The lifetime of Mars Express, the fast and cheap voyage to Mars proposed by the European Space Agency (ESA), could be doubled following an offer from NASA and the Italian Space Agency (ASI) to provide the mission's telecommunications system and other assistance.
Under a suggested three-way deal, ASI will build a 64-metre radioastronomy dish, while NASA's equipment would allow the voyager to relay data from the US space agency's Mars Lander in 2005. The Italian agency has also offered to consider providing ground support for the mission. The cost of ground support would increase significantly since the proposed agreement would extend the mission's life from two to four years.
The politically popular Mars Express mission, which it is hoped to launch in 2003, comes up for formal approval by Europe's research ministers in November. Last week's meeting of the agency's Science Programme Committee (SPC) accepted the trilateral agreement in principle. The deal could be ready for signing as soon as the mission is formally approved.
By cutting the overall costs of both ESA's and NASA's Mars missions, the agreement will allow the scientific returns to be increased, says the SPC. It would also open the door to closer coordination of the two agencies' Mars missions, something that both sides would like to see.

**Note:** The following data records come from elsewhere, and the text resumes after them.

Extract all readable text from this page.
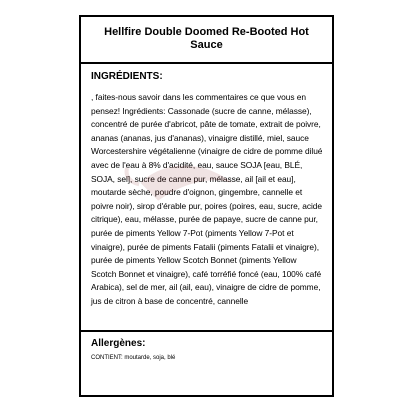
Hellfire Double Doomed Re-Booted Hot Sauce
INGRÉDIENTS:

, faites-nous savoir dans les commentaires ce que vous en pensez! Ingrédients: Cassonade (sucre de canne, mélasse), concentré de purée d'abricot, pâte de tomate, extrait de poivre, ananas (ananas, jus d'ananas), vinaigre distillé, miel, sauce Worcestershire végétalienne (vinaigre de cidre de pomme dilué avec de l'eau à 8% d'acidité, eau, sauce SOJA [eau, BLÉ, SOJA, sel], sucre de canne pur, mélasse, ail [ail et eau], moutarde sèche, poudre d'oignon, gingembre, cannelle et poivre noir), sirop d'érable pur, poires (poires, eau, sucre, acide citrique), eau, mélasse, purée de papaye, sucre de canne pur, purée de piments Yellow 7-Pot (piments Yellow 7-Pot et vinaigre), purée de piments Fatalii (piments Fatalii et vinaigre), purée de piments Yellow Scotch Bonnet (piments Yellow Scotch Bonnet et vinaigre), café torréfié foncé (eau, 100% café Arabica), sel de mer, ail (ail, eau), vinaigre de cidre de pomme, jus de citron à base de concentré, cannelle

Allergènes:

CONTIENT: moutarde, soja, blé
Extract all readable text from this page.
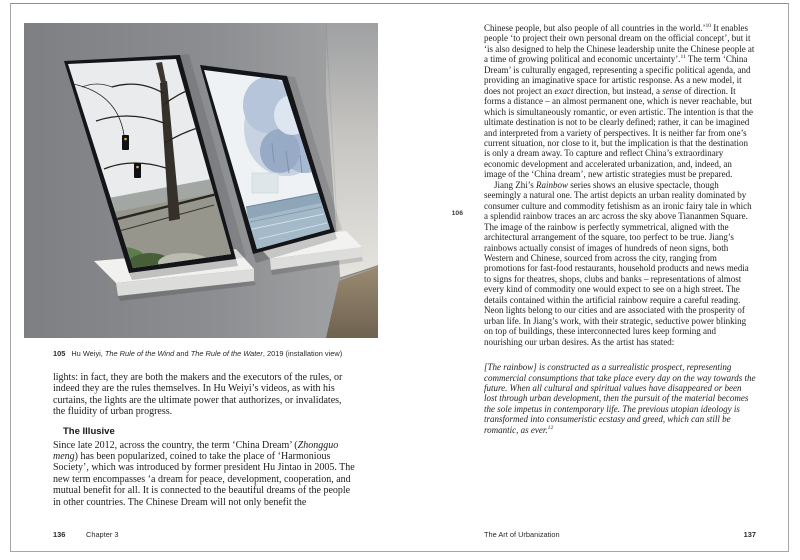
105 Hu Weiyi, The Rule of the Wind and The Rule of the Water, 2019 (installation view)

lights: in fact, they are both the makers and the executors of the rules, or indeed they are the rules themselves. In Hu Weiyi’s videos, as with his curtains, the lights are the ultimate power that authorizes, or invalidates, the fluidity of urban progress.

The Illusive

Since late 2012, across the country, the term ‘China Dream’ (Zhongguo meng) has been popularized, coined to take the place of ‘Harmonious Society’, which was introduced by former president Hu Jintao in 2005. The new term encompasses ‘a dream for peace, development, cooperation, and mutual benefit for all. It is connected to the beautiful dreams of the people in other countries. The Chinese Dream will not only benefit the

136	Chapter 3
106

Chinese people, but also people of all countries in the world.’$^{10}$ It enables people ‘to project their own personal dream on the official concept’, but it ‘is also designed to help the Chinese leadership unite the Chinese people at a time of growing political and economic uncertainty’.$^{11}$ The term ‘China Dream’ is culturally engaged, representing a specific political agenda, and providing an imaginative space for artistic response. As a new model, it does not project an exact direction, but instead, a sense of direction. It forms a distance – an almost permanent one, which is never reachable, but which is simultaneously romantic, or even artistic. The intention is that the ultimate destination is not to be clearly defined; rather, it can be imagined and interpreted from a variety of perspectives. It is neither far from one’s current situation, nor close to it, but the implication is that the destination is only a dream away. To capture and reflect China’s extraordinary economic development and accelerated urbanization, and, indeed, an image of the ‘China dream’, new artistic strategies must be prepared.

Jiang Zhi’s Rainbow series shows an elusive spectacle, though seemingly a natural one. The artist depicts an urban reality dominated by consumer culture and commodity fetishism as an ironic fairy tale in which a splendid rainbow traces an arc across the sky above Tiananmen Square. The image of the rainbow is perfectly symmetrical, aligned with the architectural arrangement of the square, too perfect to be true. Jiang’s rainbows actually consist of images of hundreds of neon signs, both Western and Chinese, sourced from across the city, ranging from promotions for fast-food restaurants, household products and news media to signs for theatres, shops, clubs and banks – representations of almost every kind of commodity one would expect to see on a high street. The details contained within the artificial rainbow require a careful reading. Neon lights belong to our cities and are associated with the prosperity of urban life. In Jiang’s work, with their strategic, seductive power blinking on top of buildings, these interconnected lures keep forming and nourishing our urban desires. As the artist has stated:

[The rainbow] is constructed as a surrealistic prospect, representing commercial consumptions that take place every day on the way towards the future. When all cultural and spiritual values have disappeared or been lost through urban development, then the pursuit of the material becomes the sole impetus in contemporary life. The previous utopian ideology is transformed into consumeristic ecstasy and greed, which can still be romantic, as ever.$^{12}$

The Art of Urbanization	137
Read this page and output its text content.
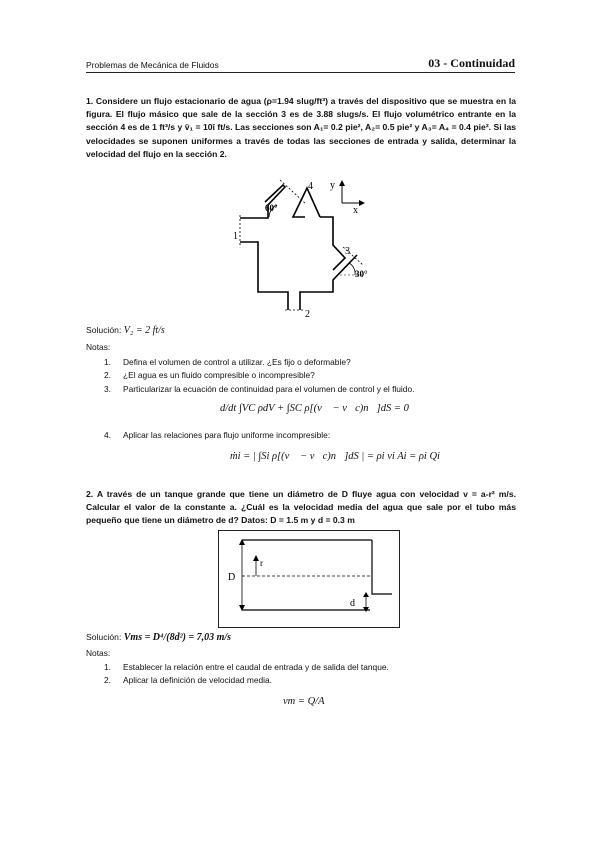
Problemas de Mecánica de Fluidos	03 - Continuidad
1. Considere un flujo estacionario de agua (ρ=1.94 slug/ft³) a través del dispositivo que se muestra en la figura. El flujo másico que sale de la sección 3 es de 3.88 slugs/s. El flujo volumétrico entrante en la sección 4 es de 1 ft³/s y v̄₁ = 10î ft/s. Las secciones son A₁= 0.2 pie², A₂= 0.5 pie² y A₃= A₄ = 0.4 pie². Si las velocidades se suponen uniformes a través de todas las secciones de entrada y salida, determinar la velocidad del flujo en la sección 2.
60°
30°
1
2
3
4 y
x
Solución: V₂ = 2 ft/s
Notas:
1. Defina el volumen de control a utilizar. ¿Es fijo o deformable?
2. ¿El agua es un fluido compresible o incompresible?
3. Particularizar la ecuación de continuidad para el volumen de control y el fluido.
d/dt ∫VC ρdV + ∫SC ρ[(v⃗ − v⃗c)n⃗]dS = 0
4. Aplicar las relaciones para flujo uniforme incompresible:
ṁi = | ∫Si ρ[(v⃗ − v⃗c)n⃗]dS | = ρi vi Ai = ρi Qi
2. A través de un tanque grande que tiene un diámetro de D fluye agua con velocidad v = a-r² m/s. Calcular el valor de la constante a. ¿Cuál es la velocidad media del agua que sale por el tubo más pequeño que tiene un diámetro de d? Datos: D = 1.5 m y d = 0.3 m
D
r
d
Solución: Vms = D⁴/(8d²) = 7,03 m/s
Notas:
1. Establecer la relación entre el caudal de entrada y de salida del tanque.
2. Aplicar la definición de velocidad media.
vm = Q/A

Giovanni Bignami, ASI's director of space science, says that the Italian end of the telecommunications package would be paid for by ASI's technology programme, rather than its science programme, so there is no danger that it will impact on ASI's funding of other ESA science projects such as the cometary mission Rosetta.
The telecommunications system would transmit and receive data from experiments and landers on the planet surface from the low orbit of Mars Express. So far, none of the 12 proposed landers for Mars Express has been approved by ESA, as none has secured the necessary assurances of national financing.
But the SPC approved a payload of seven on-board experiments including subsurface radio-imaging of the planet surface's structure, photographic and spectrometric imaging of the surface, atmospheric physics and magnetospheric physics.
ASI has offered the data collecting services of its radiotelescope currently being built in Sardinia, and which is partially funded by the European Union. This radiotelescope, scheduled to become operational in 2001, will be able to receive not only natural radioactivity from space but also data from planetary probes including Mars Express.
At last week's meeting, the SPC also overruled a proposal from ESA officials to merge two of the agency's planned missions, the ‘cornerstone’ Far Infrared Space Telescope and the cosmic microwave background surveyor Planck (see Nature 387, 639; 1997).
Although a merger would have saved a considerable amount of money, the SPC argued that the scientific return would have diminished to an unacceptable level.
The two missions will now share the same satellite, but will be physically independent. The proposed launch date for the two missions will now slip back one year, to 2007.